Hare Krishna Hare Krishna Krishna Krishna Hare Hare / Hare Rama Hare Rama Rama Rama Hare Hare

Friday, January 25, 2008

bone chilling


Yesterday was the coldest day of my life and the coldest day in Iowa. The Artic wind from Canada blew its sweet way to Midwest USA. Where I live, it measured -13 degree Fahrenheit or in English it was -23 deg centigrade without factoring in the wind chill. The wind chill plummets the temperature still lower. It was very cold that the interior of my car wasn’t warm enough to keep my fingers and toes warm in spite of setting my heater on for 45 mins. I guess it is part of life where we have to endure the extreme weathers. I don’t remember where but in the scriptures it mentions somewhere that due to the onslaught of kali, we will experience immense heat, rain and cold in different parts of the world. The collective karma right now impels nature to react in such a fashion. We have no option but to tolerate the extremities of weather.

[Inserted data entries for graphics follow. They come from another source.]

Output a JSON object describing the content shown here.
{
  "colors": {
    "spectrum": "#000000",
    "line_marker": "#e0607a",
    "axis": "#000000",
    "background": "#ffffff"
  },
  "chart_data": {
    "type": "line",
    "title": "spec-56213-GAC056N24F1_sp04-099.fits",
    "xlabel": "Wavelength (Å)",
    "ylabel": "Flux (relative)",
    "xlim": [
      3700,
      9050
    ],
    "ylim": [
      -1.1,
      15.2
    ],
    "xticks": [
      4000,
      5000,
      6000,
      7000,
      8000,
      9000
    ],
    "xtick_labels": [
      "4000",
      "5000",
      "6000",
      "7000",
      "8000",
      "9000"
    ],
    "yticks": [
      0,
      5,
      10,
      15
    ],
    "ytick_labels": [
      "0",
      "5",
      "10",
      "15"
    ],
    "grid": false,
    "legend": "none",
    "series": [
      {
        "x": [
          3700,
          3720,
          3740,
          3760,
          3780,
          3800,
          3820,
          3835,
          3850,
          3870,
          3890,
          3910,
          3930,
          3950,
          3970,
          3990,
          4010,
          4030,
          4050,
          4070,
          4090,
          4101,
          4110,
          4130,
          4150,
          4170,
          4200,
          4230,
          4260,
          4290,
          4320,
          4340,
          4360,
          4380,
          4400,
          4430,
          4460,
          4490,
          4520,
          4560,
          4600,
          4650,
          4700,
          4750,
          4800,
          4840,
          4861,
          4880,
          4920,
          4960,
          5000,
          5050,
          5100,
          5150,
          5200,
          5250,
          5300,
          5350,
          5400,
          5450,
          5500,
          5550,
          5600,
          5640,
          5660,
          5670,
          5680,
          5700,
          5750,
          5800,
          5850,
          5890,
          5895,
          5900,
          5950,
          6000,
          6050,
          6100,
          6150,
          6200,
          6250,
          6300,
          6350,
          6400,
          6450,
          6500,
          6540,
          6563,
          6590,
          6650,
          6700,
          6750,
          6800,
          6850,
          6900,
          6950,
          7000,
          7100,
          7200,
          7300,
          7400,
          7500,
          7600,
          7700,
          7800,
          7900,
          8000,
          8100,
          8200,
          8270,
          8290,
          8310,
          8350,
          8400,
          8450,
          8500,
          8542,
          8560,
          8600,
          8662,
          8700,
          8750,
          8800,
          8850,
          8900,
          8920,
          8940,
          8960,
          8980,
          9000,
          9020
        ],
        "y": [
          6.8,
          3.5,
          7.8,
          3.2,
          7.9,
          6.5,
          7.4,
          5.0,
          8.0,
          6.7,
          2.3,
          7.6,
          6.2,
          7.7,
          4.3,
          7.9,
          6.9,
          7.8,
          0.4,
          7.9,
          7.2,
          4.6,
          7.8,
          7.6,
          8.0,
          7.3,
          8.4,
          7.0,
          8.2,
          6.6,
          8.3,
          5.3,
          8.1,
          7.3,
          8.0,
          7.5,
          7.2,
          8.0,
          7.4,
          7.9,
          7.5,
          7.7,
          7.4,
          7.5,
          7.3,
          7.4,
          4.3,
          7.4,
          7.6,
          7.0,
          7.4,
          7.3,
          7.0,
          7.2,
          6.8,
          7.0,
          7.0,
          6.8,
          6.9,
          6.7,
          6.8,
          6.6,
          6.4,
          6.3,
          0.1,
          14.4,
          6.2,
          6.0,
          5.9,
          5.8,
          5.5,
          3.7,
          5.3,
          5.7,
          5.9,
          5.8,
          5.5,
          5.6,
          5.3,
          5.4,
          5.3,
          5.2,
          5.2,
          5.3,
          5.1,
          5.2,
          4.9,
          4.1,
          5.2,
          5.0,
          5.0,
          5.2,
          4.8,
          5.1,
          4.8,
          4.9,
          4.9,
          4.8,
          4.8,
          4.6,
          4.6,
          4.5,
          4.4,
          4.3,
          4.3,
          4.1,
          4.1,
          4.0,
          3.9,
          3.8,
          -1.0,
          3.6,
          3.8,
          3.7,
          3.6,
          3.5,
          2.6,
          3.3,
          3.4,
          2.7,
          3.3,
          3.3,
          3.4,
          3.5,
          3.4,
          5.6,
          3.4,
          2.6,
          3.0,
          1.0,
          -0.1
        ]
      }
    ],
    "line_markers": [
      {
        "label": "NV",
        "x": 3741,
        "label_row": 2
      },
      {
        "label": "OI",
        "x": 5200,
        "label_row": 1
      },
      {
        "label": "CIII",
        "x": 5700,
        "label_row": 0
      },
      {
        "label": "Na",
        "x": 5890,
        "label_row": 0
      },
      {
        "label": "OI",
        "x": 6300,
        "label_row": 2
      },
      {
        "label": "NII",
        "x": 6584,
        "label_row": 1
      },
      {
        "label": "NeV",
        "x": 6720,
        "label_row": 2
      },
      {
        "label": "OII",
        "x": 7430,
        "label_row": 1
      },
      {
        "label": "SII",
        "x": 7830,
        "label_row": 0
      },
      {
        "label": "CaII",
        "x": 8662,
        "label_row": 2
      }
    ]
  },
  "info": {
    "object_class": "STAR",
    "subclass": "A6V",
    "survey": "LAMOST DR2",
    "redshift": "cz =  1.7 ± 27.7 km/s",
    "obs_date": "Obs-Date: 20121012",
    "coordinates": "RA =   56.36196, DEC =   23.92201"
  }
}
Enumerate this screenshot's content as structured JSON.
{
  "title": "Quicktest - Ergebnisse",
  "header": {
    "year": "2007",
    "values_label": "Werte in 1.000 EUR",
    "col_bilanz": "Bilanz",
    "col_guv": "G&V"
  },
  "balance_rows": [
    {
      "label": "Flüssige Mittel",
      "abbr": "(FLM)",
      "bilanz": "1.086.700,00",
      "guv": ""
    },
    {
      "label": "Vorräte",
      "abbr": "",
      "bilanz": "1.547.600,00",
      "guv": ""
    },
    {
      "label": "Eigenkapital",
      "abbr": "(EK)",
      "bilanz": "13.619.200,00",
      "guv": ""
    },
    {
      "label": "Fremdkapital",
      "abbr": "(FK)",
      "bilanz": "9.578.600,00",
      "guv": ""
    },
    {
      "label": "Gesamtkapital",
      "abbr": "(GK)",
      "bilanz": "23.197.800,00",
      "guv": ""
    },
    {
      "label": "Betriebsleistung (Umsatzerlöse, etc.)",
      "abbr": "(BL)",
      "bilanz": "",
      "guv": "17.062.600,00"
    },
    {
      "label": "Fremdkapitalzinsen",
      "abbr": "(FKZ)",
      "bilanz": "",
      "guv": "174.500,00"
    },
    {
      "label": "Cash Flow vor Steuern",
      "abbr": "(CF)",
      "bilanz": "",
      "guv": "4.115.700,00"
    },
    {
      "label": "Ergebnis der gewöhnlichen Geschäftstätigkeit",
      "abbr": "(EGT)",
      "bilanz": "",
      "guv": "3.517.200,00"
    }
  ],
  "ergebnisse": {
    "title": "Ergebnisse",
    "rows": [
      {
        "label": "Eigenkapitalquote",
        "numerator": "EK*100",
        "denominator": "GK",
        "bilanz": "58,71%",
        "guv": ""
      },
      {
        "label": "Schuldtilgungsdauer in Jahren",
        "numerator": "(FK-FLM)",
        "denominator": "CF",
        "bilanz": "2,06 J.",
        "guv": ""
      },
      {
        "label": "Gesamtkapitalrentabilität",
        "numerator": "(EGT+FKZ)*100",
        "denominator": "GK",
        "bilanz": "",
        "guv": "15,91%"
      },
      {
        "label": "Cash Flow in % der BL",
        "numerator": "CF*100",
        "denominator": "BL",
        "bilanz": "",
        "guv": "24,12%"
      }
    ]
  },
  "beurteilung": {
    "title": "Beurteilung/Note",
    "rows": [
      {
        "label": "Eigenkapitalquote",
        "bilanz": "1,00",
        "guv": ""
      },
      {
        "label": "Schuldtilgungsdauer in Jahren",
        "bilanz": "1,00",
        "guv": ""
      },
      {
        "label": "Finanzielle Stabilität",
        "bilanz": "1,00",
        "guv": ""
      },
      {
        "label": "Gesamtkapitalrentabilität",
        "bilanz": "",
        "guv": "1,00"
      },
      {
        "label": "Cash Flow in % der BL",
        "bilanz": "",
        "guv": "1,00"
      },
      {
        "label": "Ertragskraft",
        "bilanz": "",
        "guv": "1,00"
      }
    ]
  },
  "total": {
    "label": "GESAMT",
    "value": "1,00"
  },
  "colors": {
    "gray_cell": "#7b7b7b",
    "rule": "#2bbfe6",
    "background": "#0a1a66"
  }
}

As Krishna says in the Gita, heat and cold, happiness and distress all are due to sensory perception towards nature. It also implies the duality of this world. One day it is warm and cozy and we are happy and one day it is wet and cold and we are sad. It depends on where we live. I remember once in Chennai, it was so hot around 42 deg centigrade (108 deg Fahrenheit) that I could barely walk for five minutes in the sun. So depending on which part of the world we live in, we feel happy or sad. This is material nature. Grass is always greener on the other side.

Krishna the knower of all advises Arjuna in the beginning of the Gita to tolerate the dualities of nature without being disturbed and with this frame of mind, Krishna sings the whole Gita to Arjuna. So the lesson we learn, the first step towards anything Krishna Conscious/spiritual is to tolerate and control our mind and senses and only then do we have any hope of pleasing the Lord.

mātrā-sparśās tu kaunteya
śītoṣṇa-sukha-duḥkha-dāḥ
āgamāpāyino 'nityās
tāḿs titikṣasva bhārata
BG ch 2 text 14

O son of Kuntī, the nonpermanent appearance of happiness and distress, and their disappearance in due course, are like the appearance and disappearance of winter and summer seasons. They arise from sense perception, O scion of Bharata, and one must learn to tolerate them without being disturbed.